Homélie de l’abbé Marcel Villers pour le 20e dimanche ordinaire. Année B. La Reid, Theux 18-19 août 2018
Je suis le Pain vivant descendu du ciel.
Qui mange ma chair et boit mon sang a la vie éternelle.
« La vie éternelle », pas moins. Bien sûr, nous y croyons et nous le professons haut et clair chaque fois que nous proclamons le Credo : « Je crois à la résurrection de la chair, à la vie éternelle ».
Deux questions se posent. Qu’est-ce qu’une vie éternelle ? Comment pouvons-nous accéder à une vie éternelle ?
Qu’est-ce qu’une vie éternelle ?
Il y a quelques années, l’épouse d’un milliardaire anversois fait jurer à son mari qu’il lui offrira pour dernière demeure, une chambre froide, un congélateur où elle sera conservée à une très basse température en attendant qu’on trouve la recette de l’éternité. Après plusieurs refus de la part d’administrations communales, la ville de Gand autorise la construction du fameux tombeau ou chambre frigorifique. La chère épouse y repose pour ce qu’elle imagine être l’éternité.
Ce fait divers authentique (rapporté par G. Ringlet dans La Croix, 18-19 août 2018) est révélateur d’une interrogation de toujours sur l’au-delà de cette vie. La mort est inéluctable, c’est un fait que nul ne peut nier.
Mais la vie ne peut-elle pas l’emporter ?
C’est un fait aussi que toutes les civilisations humaines ont développé la conviction que la vie se poursuit au-delà de la mort. Les tombes dès la préhistoire, celles des premiers temps de l’humanité, témoignent de cette foi en une autre vie. On équipe le défunt du nécessaire pour continuer à vivre dans l’autre monde : vaisselle, monnaie, outils et mobilier.
Mais s’agit-il de vie éternelle ou de survie éternelle ? L’éternité est-elle la prolongation indéfinie de cette vie ? Et surtout, la vie éternelle est-elle seulement à la fin, à la fin de notre existence ? Et si l’éternité se jouait aujourd’hui ? La vie éternelle est-elle une question de durée ou d’intensité de la vie ? Se joue-t-elle au-dehors ou au-dedans de notre vécu ? L’au-delà que nous réservons à la vie éternelle n’est-il pas plutôt un en-dedans ?
Jésus répond clairement. Qui mange ma chair et boit mon sang a la vie éternelle.

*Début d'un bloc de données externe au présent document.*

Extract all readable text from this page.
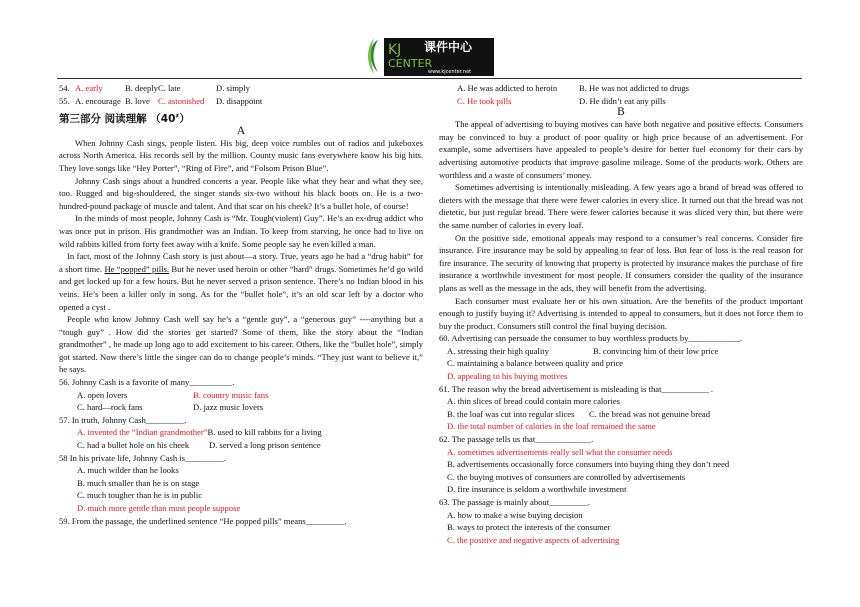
课件中心
KJ
CENTER
www.kjcenter.net
54. A. early	B. deeply C. late	D. simply
55. A. encourage B. love C. astonished	D. disappoint
第三部分 阅读理解 （40’）
A

When Johnny Cash sings, people listen. His big, deep voice rumbles out of radios and jukeboxes across North America. His records sell by the million. County music fans everywhere know his big hits. They love songs like “Hey Porter”, “Ring of Fire”, and “Folsom Prison Blue”.

Johnny Cash sings about a hundred concerts a year. People like what they hear and what they see, too. Rugged and big-shouldered, the singer stands six-two without his black boots on. He is a two-hundred-pound package of muscle and talent. And that scar on his cheek? It’s a bullet hole, of course!

In the minds of most people, Johnny Cash is “Mr. Tough(violent) Guy”. He’s an ex-drug addict who was once put in prison. His grandmother was an Indian. To keep from starving, he once had to live on wild rabbits killed from forty feet away with a knife. Some people say he even killed a man.

In fact, most of the Johnny Cash story is just about—a story. True, years ago he had a “drug habit” for a short time. He “popped” pills. But he never used heroin or other “hard” drugs. Sometimes he’d go wild and get locked up for a few hours. But he never served a prison sentence. There’s no Indian blood in his veins. He’s been a killer only in song. As for the “bullet hole”, it’s an old scar left by a doctor who opened a cyst .

People who know Johnny Cash well say he’s a “gentle guy”, a “generous guy” ----anything but a “tough guy” . How did the stories get started? Some of them, like the story about the “Indian grandmother” , he made up long ago to add excitement to his career. Others, like the “bullet hole”, simply got started. Now there’s little the singer can do to change people’s minds. “They just want to believe it,” he says.

56. Johnny Cash is a favorite of many__________.
A. open lovers	B. country music fans
C. hard—rock fans	D. jazz music lovers
57. In truth, Johnny Cash_________.
A. invented the “Indian grandmother” B. used to kill rabbits for a living
C. had a bullet hole on his cheek	D. served a long prison sentence
58 In his private life, Johnny Cash is_________.
A. much wilder than he looks
B. much smaller than he is on stage
C. much tougher than he is in public
D. much more gentle than most people suppose
59. From the passage, the underlined sentence “He popped pills” means_________.
A. He was addicted to heroin	B. He was not addicted to drugs
C. He took pills	D. He didn’t eat any pills
B

The appeal of advertising to buying motives can have both negative and positive effects. Consumers may be convinced to buy a product of poor quality or high price because of an advertisement. For example, some advertisers have appealed to people’s desire for better fuel economy for their cars by advertising automotive products that improve gasoline mileage. Some of the products work. Others are worthless and a waste of consumers’ money.

Sometimes advertising is intentionally misleading. A few years ago a brand of bread was offered to dieters with the message that there were fewer calories in every slice. It turned out that the bread was not dietetic, but just regular bread. There were fewer calories because it was sliced very thin, but there were the same number of calories in every loaf.

On the positive side, emotional appeals may respond to a consumer’s real concerns. Consider fire insurance. Fire insurance may be sold by appealing to fear of loss. But fear of loss is the real reason for fire insurance. The security of knowing that property is protected by insurance makes the purchase of fire insurance a worthwhile investment for most people. If consumers consider the quality of the insurance plans as well as the message in the ads, they will benefit from the advertising.

Each consumer must evaluate her or his own situation. Are the benefits of the product important enough to justify buying it? Advertising is intended to appeal to consumers, but it does not force them to buy the product. Consumers still control the final buying decision.

60. Advertising can persuade the consumer to buy worthless products by____________.
A. stressing their high quality	B. convincing him of their low price
C. maintaining a balance between quality and price
D. appealing to his buying motives
61. The reason why the bread advertisement is misleading is that___________ .
A. thin slices of bread could contain more calories
B. the loaf was cut into regular slices	C. the bread was not genuine bread
D. the total number of calories in the loaf remained the same
62. The passage tells us that_____________.
A. sometimes advertisements really sell what the consumer needs
B. advertisements occasionally force consumers into buying thing they don’t need
C. the buying motives of consumers are controlled by advertisements
D. fire insurance is seldom a worthwhile investment
63. The passage is mainly about_________.
A. how to make a wise buying decision
B. ways to protect the interests of the consumer
C. the positive and negative aspects of advertising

C’est au présent, c’est maintenant, ici, aujourd’hui que cela se réalise. Qui mange ma chair et boit mon sang a la vie éternelle, et moi je le ressusciterai au dernier jour. Cela veut dire simplement qu’en mangeant la chair et en buvant le sang du Christ ressuscité, nos corps eux-mêmes participent à sa condition de ressuscité, portant en eux les germes de la résurrection.
C’est énorme et incroyable à vue de nez. En reliant le pain vivant et l’au-delà, l’évangile nous enseigne que la vie éternelle n’est pas une affaire de prolongation. C’est dès aujourd’hui, l’éternité. On n’enferme pas l’éternité dans une chambre froide, ni dans un demain hypothétique. On n’emprisonne pas la résurrection dans un tombeau.
Je suis le Pain vivant descendu du ciel. Qui mange ma chair et boit mon sang a la vie éternelle.
Comment cela peut-il se faire ? Rien d’autre que tendre la main et recevoir, dans la foi, le don de Dieu. Car Dieu a tant aimé le monde qu’il lui a donné son Fils unique. C’est lui qui nous est donné, c’est lui que nous recevons lorsque nous communions. Avec lui, c’est la vie divine, la vie éternelle qui nous est offerte.
Tel est le pain qui descend du ciel : il n’est pas comme celui que vos pères ont mangé. Eux, ils sont morts ; celui qui mange ce pain vivra éternellement.